Every single time something becomes slightly more popular than something else, it becomes the new rock and roll. Seeing as rock and roll is pretty much a fart in tepid bath water at present, then it seems only natural that the new hip thing is the world of cookery. Of course, cookery requires passion and fire (literally in the last case)… but one gets the impression that all the best chefs in the world are far too busy running restaurants and tossing and turning over possible ingredients to ever consider messing about on telly.
TV execs, seeing that cookery on the box works (maybe they came up with the idea whilst looking at a microwave?) have started commissioning just about anything food related (don’t be surprised if we see a show on Five called Naked Women Stood At A Buffet). This is precisely the reason why we’ve ended up with the very peculiar Food Poker (BBC Two, Monday, 4.30pm)
Food Poker, according to a BBC press release some time ago, is “an innovative take on a cookery show… combining the thrill of a poker round with the competitive edge that always ensues when you put two or more top chefs in a kitchen together.” Well, I’m satisfied that the top chefs are busy (and to further my case, yesterday, we saw Paul Rankin featuring)… so the thrill of poker? Having never been very good at cards (once in a game I shouted “Ha! This queen has a funny eye!”) I don’t understand the joy. However, I do understand that you can get engrossed when there is money involved. Seeing as I have absolute nothing at stake, this element of the show only serves to annoy… but we’ll come back to that.
The show is presented by Matt Allwright. Now, you might not know who he is, so let me tell you that he’s that bloke from Rogue Traders who bombs about on a motorbike. For no reason. Why doesn’t he just appear at location like everyone else? Why do we need to know how he got there? Thankfully, Matt doesn’t find himself being filmed on the tube on the way to the show. Now, as nice as Matt is, it’s bad news when you’re looking toward him to lead an “innovative” new cookery show. I mean, you’d be better off getting some chef or food critic in wouldn’t you? Keith Floyd can’t be up to much these days can he? And he’d probably get drunk during filming… which would be a laugh.
So. We’ve got a largely inoffensive host (no bad thing as such) and a bunch of cooks with time on their hands. Playing foodie Top Trumps. That’s right, these cheffies sit around a poker table while Allwright dishes out cards to them with ingredients on. So, for example, Rankin got some cards with pictures of celery on or something. In short, it’s not that different to when the public appear on Ready Steady Cook with a bag of ‘random’ ingredients. To involve cards instead of humans merely takes out the one bond you could have had with the show… although… that’s not to say there aren’t humans involved.

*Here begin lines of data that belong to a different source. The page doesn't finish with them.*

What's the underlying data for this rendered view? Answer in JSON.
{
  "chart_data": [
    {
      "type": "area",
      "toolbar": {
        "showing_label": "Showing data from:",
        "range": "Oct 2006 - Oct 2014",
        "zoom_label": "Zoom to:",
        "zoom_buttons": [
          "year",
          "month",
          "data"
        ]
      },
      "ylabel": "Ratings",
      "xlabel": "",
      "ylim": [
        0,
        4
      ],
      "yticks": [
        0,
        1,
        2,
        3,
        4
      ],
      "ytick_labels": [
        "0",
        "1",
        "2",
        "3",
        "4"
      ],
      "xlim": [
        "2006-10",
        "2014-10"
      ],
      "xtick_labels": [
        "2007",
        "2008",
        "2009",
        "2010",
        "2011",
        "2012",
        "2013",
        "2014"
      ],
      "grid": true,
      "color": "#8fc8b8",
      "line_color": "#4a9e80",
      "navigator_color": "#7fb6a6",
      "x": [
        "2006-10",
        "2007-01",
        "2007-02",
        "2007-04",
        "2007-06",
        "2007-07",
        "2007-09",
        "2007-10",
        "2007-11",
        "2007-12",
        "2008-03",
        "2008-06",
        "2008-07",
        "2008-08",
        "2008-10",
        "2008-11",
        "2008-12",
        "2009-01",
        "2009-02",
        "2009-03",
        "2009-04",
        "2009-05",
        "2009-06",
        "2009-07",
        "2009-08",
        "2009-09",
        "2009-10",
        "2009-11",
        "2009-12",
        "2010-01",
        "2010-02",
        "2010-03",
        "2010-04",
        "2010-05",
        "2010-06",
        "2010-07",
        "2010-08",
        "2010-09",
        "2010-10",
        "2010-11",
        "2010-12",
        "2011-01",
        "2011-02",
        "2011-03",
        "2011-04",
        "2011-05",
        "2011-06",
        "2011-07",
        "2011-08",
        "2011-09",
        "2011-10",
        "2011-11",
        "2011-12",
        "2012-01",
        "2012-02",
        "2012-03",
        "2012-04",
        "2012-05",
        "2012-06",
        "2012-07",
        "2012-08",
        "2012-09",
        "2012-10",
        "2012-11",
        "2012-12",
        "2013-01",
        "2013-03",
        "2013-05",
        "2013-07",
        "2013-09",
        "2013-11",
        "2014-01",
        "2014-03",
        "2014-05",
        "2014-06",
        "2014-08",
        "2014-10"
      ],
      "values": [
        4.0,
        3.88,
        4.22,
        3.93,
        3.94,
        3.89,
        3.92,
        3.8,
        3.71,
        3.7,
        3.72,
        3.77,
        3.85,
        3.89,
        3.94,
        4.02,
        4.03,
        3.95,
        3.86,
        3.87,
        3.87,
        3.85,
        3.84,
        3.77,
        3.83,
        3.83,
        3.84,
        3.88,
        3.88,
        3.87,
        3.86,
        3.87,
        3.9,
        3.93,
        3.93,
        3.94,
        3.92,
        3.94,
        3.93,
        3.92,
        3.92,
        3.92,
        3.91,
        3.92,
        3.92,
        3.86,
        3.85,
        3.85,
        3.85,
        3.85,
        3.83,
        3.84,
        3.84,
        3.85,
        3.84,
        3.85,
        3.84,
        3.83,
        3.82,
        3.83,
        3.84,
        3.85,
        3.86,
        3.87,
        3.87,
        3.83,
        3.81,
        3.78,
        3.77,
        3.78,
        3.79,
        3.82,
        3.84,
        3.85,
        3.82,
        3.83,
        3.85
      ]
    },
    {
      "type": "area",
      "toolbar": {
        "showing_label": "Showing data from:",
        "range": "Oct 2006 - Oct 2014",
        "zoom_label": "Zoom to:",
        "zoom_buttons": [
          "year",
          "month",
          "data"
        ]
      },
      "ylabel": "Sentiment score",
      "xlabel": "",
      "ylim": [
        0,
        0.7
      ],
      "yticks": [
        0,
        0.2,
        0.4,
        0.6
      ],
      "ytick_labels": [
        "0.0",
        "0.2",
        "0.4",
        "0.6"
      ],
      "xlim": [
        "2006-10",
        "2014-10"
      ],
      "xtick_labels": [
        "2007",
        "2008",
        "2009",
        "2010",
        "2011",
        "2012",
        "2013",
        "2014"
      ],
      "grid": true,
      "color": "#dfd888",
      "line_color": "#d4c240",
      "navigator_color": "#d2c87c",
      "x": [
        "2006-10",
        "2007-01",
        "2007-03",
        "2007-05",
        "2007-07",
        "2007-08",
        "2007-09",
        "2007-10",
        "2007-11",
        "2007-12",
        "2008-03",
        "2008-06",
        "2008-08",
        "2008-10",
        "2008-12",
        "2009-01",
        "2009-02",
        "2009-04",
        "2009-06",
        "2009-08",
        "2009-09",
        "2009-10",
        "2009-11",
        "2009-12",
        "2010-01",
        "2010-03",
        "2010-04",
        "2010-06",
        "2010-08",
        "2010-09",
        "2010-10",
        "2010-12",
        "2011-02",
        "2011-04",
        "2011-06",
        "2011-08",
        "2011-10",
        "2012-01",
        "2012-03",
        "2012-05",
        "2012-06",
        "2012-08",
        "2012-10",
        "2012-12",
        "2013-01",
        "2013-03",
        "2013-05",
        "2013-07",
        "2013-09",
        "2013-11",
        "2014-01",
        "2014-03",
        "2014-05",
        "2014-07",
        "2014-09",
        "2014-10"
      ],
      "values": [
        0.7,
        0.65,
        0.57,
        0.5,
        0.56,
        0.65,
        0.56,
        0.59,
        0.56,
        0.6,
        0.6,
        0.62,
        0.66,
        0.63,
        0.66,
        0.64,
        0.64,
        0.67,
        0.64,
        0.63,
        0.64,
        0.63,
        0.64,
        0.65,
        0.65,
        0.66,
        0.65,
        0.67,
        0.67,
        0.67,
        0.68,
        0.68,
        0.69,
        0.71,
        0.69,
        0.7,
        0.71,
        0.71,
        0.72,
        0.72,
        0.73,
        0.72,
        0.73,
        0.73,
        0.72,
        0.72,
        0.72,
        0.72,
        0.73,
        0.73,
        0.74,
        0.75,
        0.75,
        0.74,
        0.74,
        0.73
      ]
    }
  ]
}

At one end of the studio sit some members of the public in a scenario that isn’t unlike a miniature Blankety Blank set (at least that’s how it looks in my memory). The cooks knock up some food and then the public scoff. Thankfully, I mean that in both senses of the word. Whilst they eat, it seems that they have revenge in their eyes. Some chirrup “Oh! Lovely!” whilst others take it far too seriously and cough up lines that they’ve clearly been mulling over in the lead up to the chew. One lady, winking to camera and obviously looking for a job quipped “that’s the nicest bacon cappuccino I’ve ever had”. I was surprised when the canned laughter didn’t kick in.
I know I’ve rambled on and on about this show, so I’ll wrap up. Basically, this programme is rubbish. It looks cheap and nasty. The food is uninspiring. The celeb chefs look listless and preoccupied. If you’ve read this far, then you’ve probably spent more time thinking than the people behind Food Poker. I’d be amazed if this sees a second series… it’s awful, even by daytime TV standards… and that’s saying something.